Yes, it is another non flying day in the life of a flying instructor. Too much rain, too much thinking about things and not enough time to do everything. My previous blog about flying around Mont Blanc,  drew some questions about the relationship of Indicated Airspeed and True Airspeed and how this would affect the Vne of the aircraft.

 

As we all know airspeed is indicated by the "Air Speed Indicator", this is the difference between the Total Pressure and Static Pressure as the aircraft moves through the air.

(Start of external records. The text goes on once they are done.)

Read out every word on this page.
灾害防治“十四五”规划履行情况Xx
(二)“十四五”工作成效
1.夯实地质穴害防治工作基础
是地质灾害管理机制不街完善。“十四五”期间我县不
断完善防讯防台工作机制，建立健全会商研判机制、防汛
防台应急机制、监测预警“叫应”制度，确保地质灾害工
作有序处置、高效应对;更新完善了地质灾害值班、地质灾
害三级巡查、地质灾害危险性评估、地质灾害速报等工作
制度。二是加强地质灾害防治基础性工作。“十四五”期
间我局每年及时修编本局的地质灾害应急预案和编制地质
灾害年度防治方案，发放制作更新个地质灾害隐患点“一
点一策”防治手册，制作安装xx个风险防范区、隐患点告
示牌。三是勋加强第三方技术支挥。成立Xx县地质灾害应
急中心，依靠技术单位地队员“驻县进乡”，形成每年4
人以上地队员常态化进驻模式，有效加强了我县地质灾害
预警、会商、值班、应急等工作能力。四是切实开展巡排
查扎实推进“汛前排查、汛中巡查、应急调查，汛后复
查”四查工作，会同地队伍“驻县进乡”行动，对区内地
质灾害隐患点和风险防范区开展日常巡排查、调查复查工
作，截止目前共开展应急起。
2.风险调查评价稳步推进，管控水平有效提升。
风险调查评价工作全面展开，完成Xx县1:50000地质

The Pilot's Operating Handbook tells us the speed range at I.S.A. (International Standard Atmosphere), which means the stall speeds and never exceed speeds are shown to be at sea level.

 

 In the bad old days small planes with 50 hp engines could hardly reach, now modern light sports aircraft regularly fly at altitudes reaching 15,000 feet, the thinner, less dense air at such altitudes affects the performance of the aircraft in quite marked manner. 

 

The positive aspect of flying at altitudes higher than 6000 feet is that the True Airspeed increases due to the less drag experienced in less dense air. When Indicated Airspeed is 100 knots, the True Airspeed can be more than 120 knots at such high altitudes. This helps us travel faster thus Ground Speed reads higher as well. 

 

However, the aircraft will Stall only when in exceeds it critical angle of attack, regardless of indicated airspeed.

 

But when in thin air, due to density altitude, the faster the aircraft goes, the more closer it gets to its Vne and potentially susceptible to flutter. The lighter the airframe and less draggy its shape, it is easy to exceed the Vne without much effort from the pilot. This can even happen inadvertently. The flutter is caused by flexing of the airframe by uneven airflow over control surfaces such as elevator and ailerons, at high speeds, even though the indicated airspeed may be lower than Vne.

 

The POH for the aircraft, if written in enough detail, will show a graph of how the Vne (TAS) is decreased as altitude is increased. Please remember that most simple POH show speeds for sea level. 

Even Gliders with no motors have to be careful not to exceed their Vne when they are at high altitudes. No sane glider pilot will dive from high altitude to lose height, they will put their airbrakes out at a slower speed to reduce chances of flutter.